In order to be competitive, it is recommended that municipal government advertise and promote their Opportunity Zones. The program is built to influence the behavior of investors, which is based on risk tolerance. Municipalities have less of a project-by-project or transactional role, but they can be proactive in galvanizing awareness by marketing their Opportunity Zones directly to fund managers of the Opportunity Funds and in the local business community about the program. It will be important for governmental leaders get their Opportunity Zones on the radar for regional or national based Opportunity Funds.


The Act provides powerful tax incentives to Taxpayers to invest their capital gains in Opportunity Funds to promote the revitalization of distressed properties in the thousands of designated Opportunity Zones. Risk of completing a project within the Opportunity Zone within the timeframes set forth in the Act will be a guiding factor in determining which Opportunity Zones are funded.
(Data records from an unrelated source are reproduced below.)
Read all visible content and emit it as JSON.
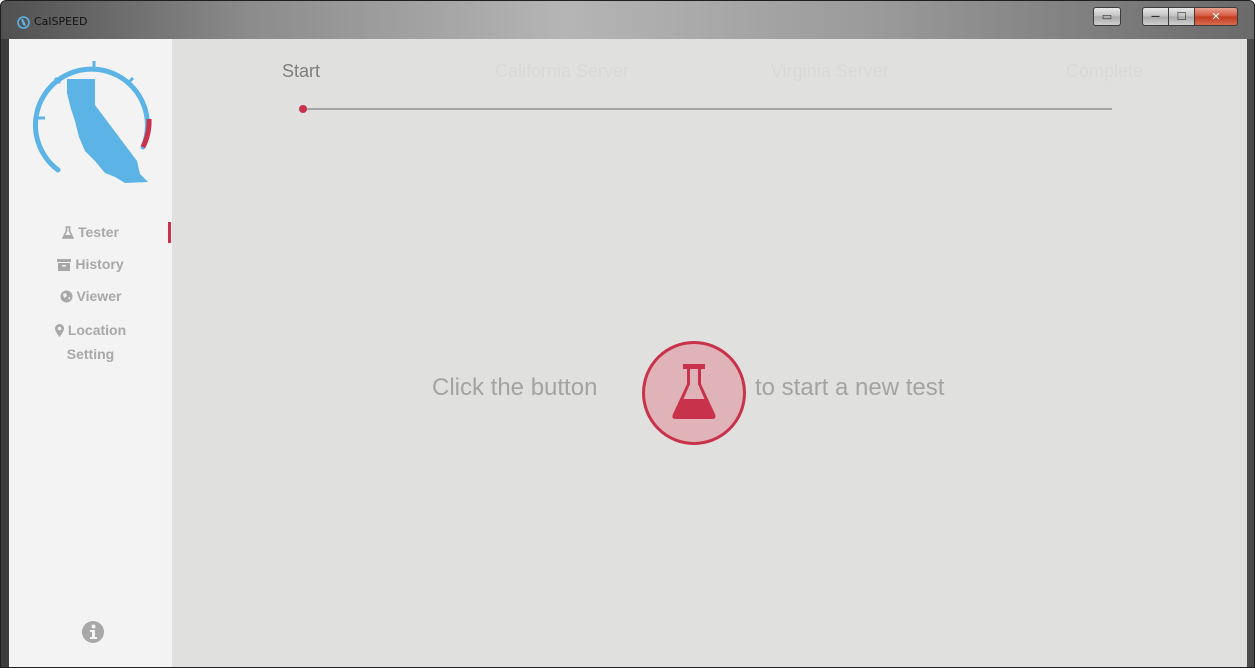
{
  "window": {
    "title": "CalSPEED",
    "controls": {
      "restore_view": "▭",
      "minimize": "—",
      "maximize": "☐",
      "close": "✕"
    }
  },
  "sidebar": {
    "items": [
      {
        "label": "Tester",
        "icon": "flask-icon",
        "active": true
      },
      {
        "label": "History",
        "icon": "archive-icon",
        "active": false
      },
      {
        "label": "Viewer",
        "icon": "globe-icon",
        "active": false
      },
      {
        "label_line1": "Location",
        "label_line2": "Setting",
        "icon": "map-pin-icon",
        "active": false
      }
    ],
    "info_icon": "info-icon"
  },
  "steps": [
    {
      "label": "Start",
      "active": true
    },
    {
      "label": "California Server",
      "active": false
    },
    {
      "label": "Virginia Server",
      "active": false
    },
    {
      "label": "Complete",
      "active": false
    }
  ],
  "cta": {
    "before": "Click the button",
    "after": "to start a new test"
  },
  "colors": {
    "accent": "#c8334b",
    "logo_blue": "#5bb4e5",
    "sidebar_bg": "#f3f3f3",
    "main_bg": "#e0e0de",
    "text_muted": "#a3a3a3"
  }
}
Encouraging the Department of Treasury and the IRS to adopt a definition of “original use” that underutilization of property erases the property’s history of prior use in the opportunity zone is imperative for areas in need of redevelopment or areas in need of rehabilitation. This unique funding mechanism to direct private investment to the Opportunity Zones could become a major catalyst to spur revitalization in these areas through private investment. In areas in need of redevelopment or rehabilitation that overlap Opportunity Zones, it may be important to think of Opportunity Fund risk in the Opportunity Zone during the drafting of redevelopment documents to further encourage Opportunity Funding for the redevelopment project for which redevelopment is not yet underway.